Theta Burst Transcranial Magnetic Stimulation of Fronto-parietal Networks: Modulation by Mental State
A critical fact about TMS is that effects are highly state-dependent. In spite of what is known about the state-dependency of TMS, most cognitive control studies have examined neural effects of TMS delivered ‘offline’(prior to neuroimaging) to a brain at rest, but virtually no work has examined offline, persisting effects of TMS delivered while a person is engaged in a task. To address this critical gap, we use TBS in combination with fMRI scans to examine the effects of TBS on specific brain networks and the interaction between TBS and mental state.
Brain stimulation and cognitive training study
The purpose of this study is to test whether combining a type of non-invasive brain stimulation (called transcranial direct current stimulation or tDCS) with computerized cognitive exercises is helpful in improving working memory among people with mental health conditions. Adults (age 18-65) with diagnoses of schizophrenia, schizoaffective disorder, or bipolar disorder are eligible to participate. For those who enroll, the study involves 10 visits to the clinic to do cognitive exercises and either active or inactive brain stimulation. Participants also complete paper-and-pencil assessments before, immediately after, and one month after the intervention. Participation lasts about 6-8 weeks altogether. Compensation is provided.

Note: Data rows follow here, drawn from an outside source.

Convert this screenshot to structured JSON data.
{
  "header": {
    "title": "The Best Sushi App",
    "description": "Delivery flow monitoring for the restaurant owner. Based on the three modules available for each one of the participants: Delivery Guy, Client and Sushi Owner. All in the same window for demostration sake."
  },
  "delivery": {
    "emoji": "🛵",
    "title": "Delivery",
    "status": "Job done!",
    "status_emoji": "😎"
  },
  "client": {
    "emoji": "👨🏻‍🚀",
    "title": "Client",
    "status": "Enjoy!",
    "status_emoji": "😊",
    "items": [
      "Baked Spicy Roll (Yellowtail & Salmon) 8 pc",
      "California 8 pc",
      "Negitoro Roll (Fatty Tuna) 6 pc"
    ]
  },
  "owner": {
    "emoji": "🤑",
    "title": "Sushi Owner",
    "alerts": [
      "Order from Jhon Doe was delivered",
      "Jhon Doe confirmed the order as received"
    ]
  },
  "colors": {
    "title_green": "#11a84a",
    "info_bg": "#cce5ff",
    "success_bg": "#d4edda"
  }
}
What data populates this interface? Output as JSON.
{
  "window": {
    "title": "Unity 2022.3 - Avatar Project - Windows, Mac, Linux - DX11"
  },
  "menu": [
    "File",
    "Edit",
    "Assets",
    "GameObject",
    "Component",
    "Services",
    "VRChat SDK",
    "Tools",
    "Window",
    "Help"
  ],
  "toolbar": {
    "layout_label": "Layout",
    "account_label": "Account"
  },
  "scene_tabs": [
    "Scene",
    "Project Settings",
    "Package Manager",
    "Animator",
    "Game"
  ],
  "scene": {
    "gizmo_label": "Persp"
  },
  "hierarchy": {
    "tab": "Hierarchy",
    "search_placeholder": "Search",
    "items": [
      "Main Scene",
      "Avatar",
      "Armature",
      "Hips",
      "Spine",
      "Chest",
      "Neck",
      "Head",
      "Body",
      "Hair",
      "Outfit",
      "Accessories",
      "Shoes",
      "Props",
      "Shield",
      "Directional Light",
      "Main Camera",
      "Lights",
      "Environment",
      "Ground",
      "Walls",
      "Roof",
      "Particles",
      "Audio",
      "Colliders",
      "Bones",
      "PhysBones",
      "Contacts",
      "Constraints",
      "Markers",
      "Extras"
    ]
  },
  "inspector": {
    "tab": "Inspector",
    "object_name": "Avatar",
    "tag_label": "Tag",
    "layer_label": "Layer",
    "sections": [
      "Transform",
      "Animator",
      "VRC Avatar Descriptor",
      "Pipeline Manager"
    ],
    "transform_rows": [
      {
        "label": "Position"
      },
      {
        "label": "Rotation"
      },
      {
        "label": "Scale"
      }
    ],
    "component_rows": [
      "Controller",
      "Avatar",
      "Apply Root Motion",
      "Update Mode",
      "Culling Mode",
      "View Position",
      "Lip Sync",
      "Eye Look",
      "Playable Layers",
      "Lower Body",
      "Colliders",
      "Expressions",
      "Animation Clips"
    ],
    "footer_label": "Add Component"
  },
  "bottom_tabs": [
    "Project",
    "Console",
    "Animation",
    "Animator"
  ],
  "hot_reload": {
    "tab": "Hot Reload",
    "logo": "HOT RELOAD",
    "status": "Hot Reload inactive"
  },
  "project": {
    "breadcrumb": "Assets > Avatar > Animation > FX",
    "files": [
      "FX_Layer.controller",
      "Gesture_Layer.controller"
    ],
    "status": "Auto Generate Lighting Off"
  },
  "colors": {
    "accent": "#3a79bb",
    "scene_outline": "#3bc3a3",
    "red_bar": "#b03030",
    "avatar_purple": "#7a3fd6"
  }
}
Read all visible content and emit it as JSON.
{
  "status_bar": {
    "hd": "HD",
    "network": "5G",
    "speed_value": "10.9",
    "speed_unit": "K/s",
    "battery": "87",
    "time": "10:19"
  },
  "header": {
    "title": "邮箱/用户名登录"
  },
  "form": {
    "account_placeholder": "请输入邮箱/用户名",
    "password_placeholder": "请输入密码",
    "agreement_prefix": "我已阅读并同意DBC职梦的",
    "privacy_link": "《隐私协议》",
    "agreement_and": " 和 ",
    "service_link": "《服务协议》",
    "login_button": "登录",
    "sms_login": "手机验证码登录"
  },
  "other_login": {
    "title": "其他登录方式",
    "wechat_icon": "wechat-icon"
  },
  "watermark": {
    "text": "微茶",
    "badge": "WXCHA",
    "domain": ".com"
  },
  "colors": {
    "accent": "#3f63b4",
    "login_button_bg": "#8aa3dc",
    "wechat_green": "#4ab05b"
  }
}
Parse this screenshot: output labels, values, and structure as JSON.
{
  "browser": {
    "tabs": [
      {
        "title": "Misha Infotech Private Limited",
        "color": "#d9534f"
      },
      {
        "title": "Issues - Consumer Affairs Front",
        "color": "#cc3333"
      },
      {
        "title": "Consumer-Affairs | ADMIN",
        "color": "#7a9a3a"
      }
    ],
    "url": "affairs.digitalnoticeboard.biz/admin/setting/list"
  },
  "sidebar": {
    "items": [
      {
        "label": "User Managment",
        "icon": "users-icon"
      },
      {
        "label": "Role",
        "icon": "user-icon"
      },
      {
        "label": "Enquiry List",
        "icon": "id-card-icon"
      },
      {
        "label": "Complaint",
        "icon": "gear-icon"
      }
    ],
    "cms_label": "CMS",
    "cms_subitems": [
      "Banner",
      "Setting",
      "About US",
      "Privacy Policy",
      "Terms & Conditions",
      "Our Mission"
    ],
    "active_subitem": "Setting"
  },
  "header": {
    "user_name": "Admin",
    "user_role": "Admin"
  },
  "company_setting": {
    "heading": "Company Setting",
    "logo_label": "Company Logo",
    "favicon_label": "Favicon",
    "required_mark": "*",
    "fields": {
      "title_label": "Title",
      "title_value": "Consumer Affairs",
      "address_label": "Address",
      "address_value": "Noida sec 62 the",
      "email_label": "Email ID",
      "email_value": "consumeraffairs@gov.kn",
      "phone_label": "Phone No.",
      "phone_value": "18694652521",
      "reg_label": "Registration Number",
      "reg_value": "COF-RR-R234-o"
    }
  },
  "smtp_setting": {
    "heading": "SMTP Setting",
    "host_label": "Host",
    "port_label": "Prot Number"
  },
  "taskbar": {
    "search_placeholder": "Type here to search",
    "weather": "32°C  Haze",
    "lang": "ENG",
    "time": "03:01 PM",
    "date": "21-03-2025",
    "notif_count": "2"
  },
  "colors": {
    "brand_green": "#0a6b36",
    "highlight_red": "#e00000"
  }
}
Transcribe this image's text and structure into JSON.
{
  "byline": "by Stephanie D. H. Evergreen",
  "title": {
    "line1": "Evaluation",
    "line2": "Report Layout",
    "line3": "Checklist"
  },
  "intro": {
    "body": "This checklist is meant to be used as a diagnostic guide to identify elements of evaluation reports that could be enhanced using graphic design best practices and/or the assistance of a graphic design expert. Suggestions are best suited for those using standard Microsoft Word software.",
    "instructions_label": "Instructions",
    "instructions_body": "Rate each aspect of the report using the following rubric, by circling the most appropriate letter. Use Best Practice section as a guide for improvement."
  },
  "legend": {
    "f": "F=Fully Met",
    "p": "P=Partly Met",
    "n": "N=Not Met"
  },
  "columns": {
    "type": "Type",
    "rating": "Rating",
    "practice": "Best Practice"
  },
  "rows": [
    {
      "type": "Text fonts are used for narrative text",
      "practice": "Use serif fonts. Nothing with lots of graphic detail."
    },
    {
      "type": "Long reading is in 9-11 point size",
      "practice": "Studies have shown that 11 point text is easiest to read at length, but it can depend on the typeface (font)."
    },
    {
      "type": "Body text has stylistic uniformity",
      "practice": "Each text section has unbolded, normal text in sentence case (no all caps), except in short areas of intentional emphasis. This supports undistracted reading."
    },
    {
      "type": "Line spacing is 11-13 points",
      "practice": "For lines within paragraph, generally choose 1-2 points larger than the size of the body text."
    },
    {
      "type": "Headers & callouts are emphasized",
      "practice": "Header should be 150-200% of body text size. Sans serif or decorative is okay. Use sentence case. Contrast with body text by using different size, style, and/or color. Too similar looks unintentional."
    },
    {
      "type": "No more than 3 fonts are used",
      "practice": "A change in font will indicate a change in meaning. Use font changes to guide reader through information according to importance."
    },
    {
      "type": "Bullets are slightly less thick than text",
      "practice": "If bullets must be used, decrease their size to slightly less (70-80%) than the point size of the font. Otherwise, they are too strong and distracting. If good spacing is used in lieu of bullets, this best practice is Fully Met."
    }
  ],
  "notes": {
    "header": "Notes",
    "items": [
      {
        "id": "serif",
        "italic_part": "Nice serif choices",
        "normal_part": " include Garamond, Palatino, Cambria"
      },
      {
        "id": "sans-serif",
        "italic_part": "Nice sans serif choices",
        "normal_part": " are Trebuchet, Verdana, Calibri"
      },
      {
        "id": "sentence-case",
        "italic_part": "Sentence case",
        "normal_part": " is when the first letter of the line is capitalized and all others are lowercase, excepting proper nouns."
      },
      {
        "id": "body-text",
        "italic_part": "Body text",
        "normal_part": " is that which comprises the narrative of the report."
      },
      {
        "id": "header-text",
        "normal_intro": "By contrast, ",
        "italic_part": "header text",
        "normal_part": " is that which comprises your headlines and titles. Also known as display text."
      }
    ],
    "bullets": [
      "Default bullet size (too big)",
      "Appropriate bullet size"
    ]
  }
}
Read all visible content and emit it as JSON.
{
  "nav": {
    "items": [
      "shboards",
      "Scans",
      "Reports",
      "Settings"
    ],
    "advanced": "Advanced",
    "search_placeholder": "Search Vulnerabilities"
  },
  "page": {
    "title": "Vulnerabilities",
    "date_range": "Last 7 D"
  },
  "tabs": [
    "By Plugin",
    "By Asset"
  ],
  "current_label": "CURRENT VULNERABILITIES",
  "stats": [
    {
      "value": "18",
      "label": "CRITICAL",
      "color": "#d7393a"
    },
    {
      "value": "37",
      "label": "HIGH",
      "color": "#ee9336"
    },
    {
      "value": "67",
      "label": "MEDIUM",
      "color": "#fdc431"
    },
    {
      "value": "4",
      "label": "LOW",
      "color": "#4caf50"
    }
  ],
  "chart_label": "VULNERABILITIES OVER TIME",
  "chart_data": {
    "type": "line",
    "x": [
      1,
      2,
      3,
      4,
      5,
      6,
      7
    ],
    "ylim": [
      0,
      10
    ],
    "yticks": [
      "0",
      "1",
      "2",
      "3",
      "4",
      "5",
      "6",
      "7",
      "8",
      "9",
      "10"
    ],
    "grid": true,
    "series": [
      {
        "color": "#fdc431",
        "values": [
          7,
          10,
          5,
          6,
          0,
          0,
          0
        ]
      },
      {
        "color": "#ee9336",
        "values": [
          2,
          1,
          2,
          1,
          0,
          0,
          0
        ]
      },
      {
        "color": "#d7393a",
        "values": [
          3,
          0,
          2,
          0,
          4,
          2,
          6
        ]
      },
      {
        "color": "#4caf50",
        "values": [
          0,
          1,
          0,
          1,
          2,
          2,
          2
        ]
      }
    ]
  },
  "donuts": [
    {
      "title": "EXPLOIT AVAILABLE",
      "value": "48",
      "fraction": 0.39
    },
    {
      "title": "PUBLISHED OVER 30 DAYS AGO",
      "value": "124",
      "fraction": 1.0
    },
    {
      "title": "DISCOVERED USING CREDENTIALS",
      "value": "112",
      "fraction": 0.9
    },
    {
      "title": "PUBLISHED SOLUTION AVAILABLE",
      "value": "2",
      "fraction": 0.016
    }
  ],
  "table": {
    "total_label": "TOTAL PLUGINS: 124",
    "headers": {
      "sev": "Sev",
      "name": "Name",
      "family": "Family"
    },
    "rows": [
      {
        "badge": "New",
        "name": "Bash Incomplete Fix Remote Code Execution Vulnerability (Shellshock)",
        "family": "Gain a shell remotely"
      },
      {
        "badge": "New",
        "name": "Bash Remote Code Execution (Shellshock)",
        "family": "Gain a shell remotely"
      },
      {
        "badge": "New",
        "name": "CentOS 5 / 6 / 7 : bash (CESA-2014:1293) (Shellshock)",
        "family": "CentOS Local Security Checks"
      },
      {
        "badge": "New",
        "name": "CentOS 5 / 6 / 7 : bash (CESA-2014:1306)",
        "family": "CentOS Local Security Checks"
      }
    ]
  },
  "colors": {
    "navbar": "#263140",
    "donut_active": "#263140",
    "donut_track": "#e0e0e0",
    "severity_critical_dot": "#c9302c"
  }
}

Comparison of Coordinated Specialty Care Delivered through Telehealth and Clinic-Based Models: A Pilot Study
The RAISE (Recovery After an Initial Schizophrenia Episode) research project showed that Coordinated Specialty Care (CSC) treatment programs for young people in the initial phases of psychotic disorders deliver superior clinical outcomes compared to usual care. To extend work done with the RAISE project and enhance the effectiveness of CSC, we will compare the standard in-person care with video-conference telehealth, an alternative delivery method that may enhance treatment engagement, in a randomized pilot trial. We will also use a mobile technology-based intervention that our telehealth psychosis participants will use to complete surveys to help us monitor their symptoms between visits and alert clinicians to symptom worsening. Clinicians will be able to see their patient’s data in real-time on a secure web-based dashboard designed and implemented during the study.